The indentures governing the notes described under the caption “Public Notes” below contain certain covenants, including limitations on the incurrence of liens and restrictions on the incurrence of sale/leaseback transactions and transactions involving a merger, consolidation or sale of substantially all of our assets. In addition, these indentures contain customary events of default and cross-default provisions. Further, we would be required to make an offer to repurchase our 5.75% Notes due March 1, 2018, our 6.50% Notes due March 1, 2019 and each series of the Notes (as defined below) at a price equal to 101% of their aggregate principal amount plus accrued and unpaid interest in the event of a change in control involving Avon and a corresponding credit ratings downgrade to below investment grade. In addition, the indenture governing the Notes contains interest rate adjustment provisions depending on our credit ratings.
Private Notes
On March 29, 2013, we prepaid senior notes issued in 2010 in a private placement exempt from registration under the Securities Act of 1933, as amended (the "Private Notes").
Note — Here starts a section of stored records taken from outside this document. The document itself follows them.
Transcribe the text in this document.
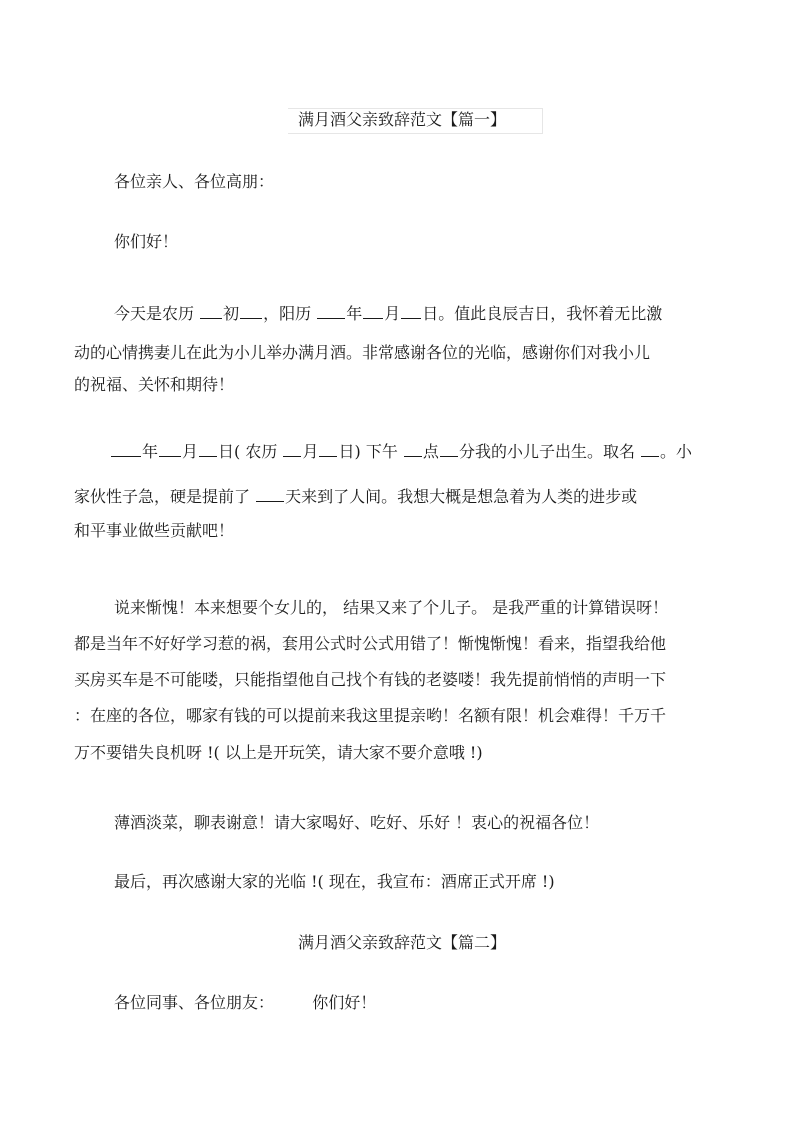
满月酒父亲致辞范文【篇一】
各位亲人、各位高朋：
你们好！
今天是农历 初 ，阳历 年 月 日。值此良辰吉日，我怀着无比激
动的心情携妻儿在此为小儿举办满月酒。非常感谢各位的光临，感谢你们对我小儿
的祝福、关怀和期待！
年 月 日( 农历 月 日) 下午 点 分我的小儿子出生。取名 。小
家伙性子急，硬是提前了 天来到了人间。我想大概是想急着为人类的进步或
和平事业做些贡献吧！
说来惭愧！本来想要个女儿的， 结果又来了个儿子。 是我严重的计算错误呀！
都是当年不好好学习惹的祸，套用公式时公式用错了！惭愧惭愧！看来，指望我给他
买房买车是不可能喽，只能指望他自己找个有钱的老婆喽！我先提前悄悄的声明一下
：在座的各位，哪家有钱的可以提前来我这里提亲哟！名额有限！机会难得！千万千
万不要错失良机呀 !( 以上是开玩笑，请大家不要介意哦 !)
薄酒淡菜，聊表谢意！请大家喝好、吃好、乐好 ！衷心的祝福各位！
最后，再次感谢大家的光临 !( 现在，我宣布：酒席正式开席 !)
满月酒父亲致辞范文【篇二】
各位同事、各位朋友： 你们好！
The prepayment price was equal to 100% of the principal amount of $535.0, plus accrued interest of $6.9 and a make-whole premium of $68.0. In connection with the prepayment of our Private Notes, we incurred a loss on extinguishment of debt of $71.4 in the first quarter of 2013, which included the make-whole premium and the write-off of $3.4 of debt issuance costs related to the Private Notes.
Public Notes
On April 15, 2013 we prepaid our 5.625% Notes, due March 1, 2014 (the "2014 Notes") at a prepayment price equal to 100% of the principal amount of $500.0, plus accrued interest of $3.4 and a make-whole premium of $21.7. In connection with the prepayment of our 2014 Notes, we incurred a loss on extinguishment of debt of $13.0 in the second quarter of 2013 consisting of the $21.7 make-whole premium for the 2014 Notes and the write-off of $1.1 of debt issuance costs and discounts related to the initial issuance of the 2014 Notes, partially offset by a deferred gain of $9.8 associated with the January 2013 interest-rate swap agreement termination. See Note 13, Derivative Instruments and Hedging Activities for further details. In addition, the $250.0 principal amount of our 4.80% Notes due March 1, 2013 and the $125.0 principal amount of our 4.625% Notes due May 15, 2013 were repaid in full at maturity.
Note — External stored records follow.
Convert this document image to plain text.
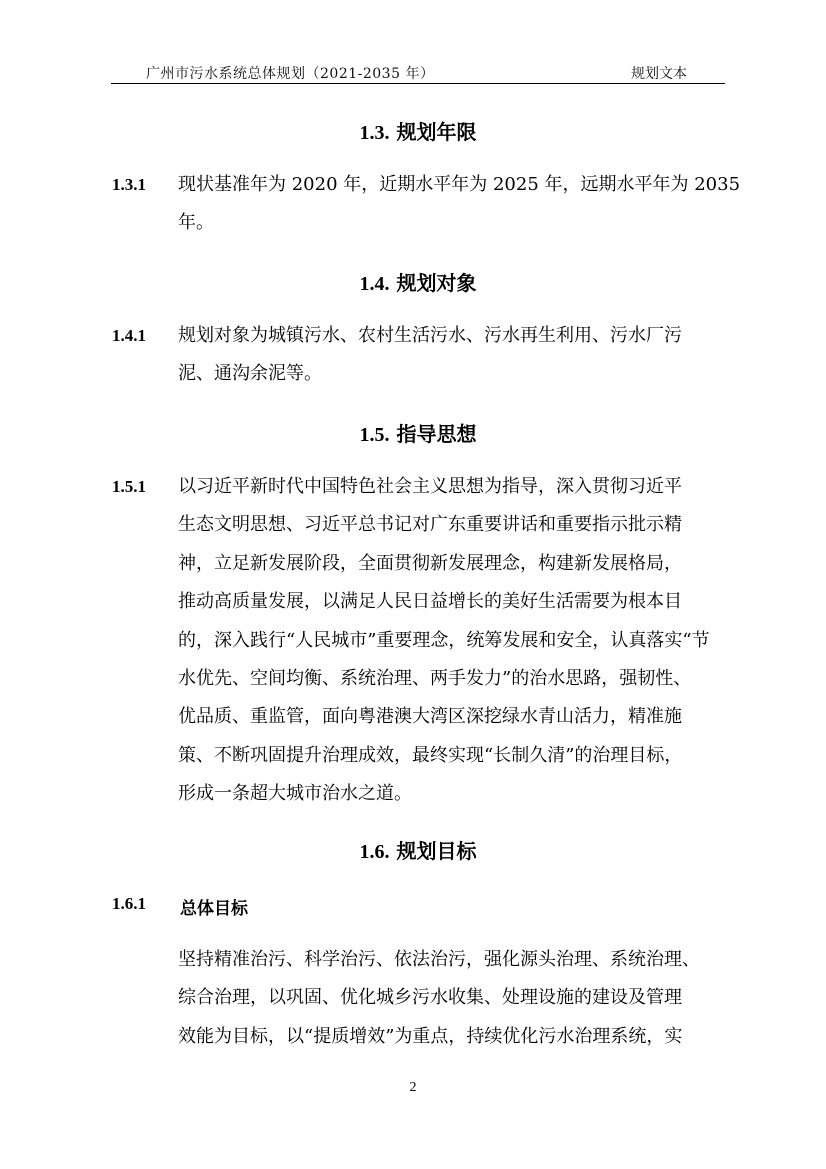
广州市污水系统总体规划（2021-2035 年）	规划文本
1.3. 规划年限
1.3.1 现状基准年为 2020 年，近期水平年为 2025 年，远期水平年为 2035
年。
1.4. 规划对象
1.4.1 规划对象为城镇污水、农村生活污水、污水再生利用、污水厂污
泥、通沟余泥等。
1.5. 指导思想
1.5.1 以习近平新时代中国特色社会主义思想为指导，深入贯彻习近平
生态文明思想、习近平总书记对广东重要讲话和重要指示批示精
神，立足新发展阶段，全面贯彻新发展理念，构建新发展格局，
推动高质量发展，以满足人民日益增长的美好生活需要为根本目
的，深入践行“人民城市”重要理念，统筹发展和安全，认真落实“节
水优先、空间均衡、系统治理、两手发力”的治水思路，强韧性、
优品质、重监管，面向粤港澳大湾区深挖绿水青山活力，精准施
策、不断巩固提升治理成效，最终实现“长制久清”的治理目标，
形成一条超大城市治水之道。
1.6. 规划目标
1.6.1 总体目标
坚持精准治污、科学治污、依法治污，强化源头治理、系统治理、
综合治理，以巩固、优化城乡污水收集、处理设施的建设及管理
效能为目标，以“提质增效”为重点，持续优化污水治理系统，实
2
In March 2013, we issued, in a public offering, $250.0 principal amount of 2.375% Notes, due March 15, 2016, $500.0 principal amount of 4.60% Notes, due March 15, 2020, $500.0 principal amount of 5.00% Notes, due March 15, 2023 and $250.0 principal amount of 6.95% Notes, due March 15, 2043 (collectively, the "Notes"). The net proceeds from these Notes were used to repay $380.0 of the outstanding principal amount of the term loan agreement, to prepay the Private Notes and 2014 Notes (plus make-whole premium and accrued interest), and to repay the 4.625% Notes, due May 15, 2013 at maturity. Interest on the Notes is payable semi-annually on March 15 and September 15 of each year. At March 31, 2014, we also have outstanding $250.0 principal amount of our 5.75% Notes due March 1, 2018, $250.0 principal amount of our 4.20% Notes due July 15, 2018 and $350.0 principal amount of our 6.50% Notes due March 1, 2019.
Commercial Paper Program
We also maintain a $1 billion commercial paper program, which is supported by the revolving credit facility. Under this program, we may issue from time to time unsecured promissory notes in the commercial paper market in private placements exempt from registration under federal and state securities laws, for a cumulative face amount not to exceed $1 billion outstanding at any one time and with maturities not exceeding 270 days from the date of issue. The commercial paper short-term notes issued under the program are not redeemable prior to maturity and are not subject to voluntary prepayment. Outstanding commercial paper effectively reduces the amount available for borrowing under the revolving credit facility. Subsequent to the March 2013 public offering, we have not sought to issue commercial paper, but we expect that demand for our commercial paper would be limited as a result of our credit ratings. As of March 31, 2014, we did not have any outstanding commercial paper under this program.
Additional Information
Our long-term credit ratings are Baa3 (Stable Outlook) with Moody's and BBB- (Negative Outlook) with S&P, which are on the low end of investment grade, and BB (Negative Outlook) with Fitch, which is below investment grade. Additional rating agency reviews could result in a further change in outlook or downgrade, which could limit our access to new financing, particularly short-term financing, reduce our flexibility with respect to working capital needs, affect the market price of some or all of our outstanding debt securities, as well as most likely result in an increase in financing costs, including interest expense under certain of our debt instruments, and less favorable covenants and financial terms of our financing arrangements.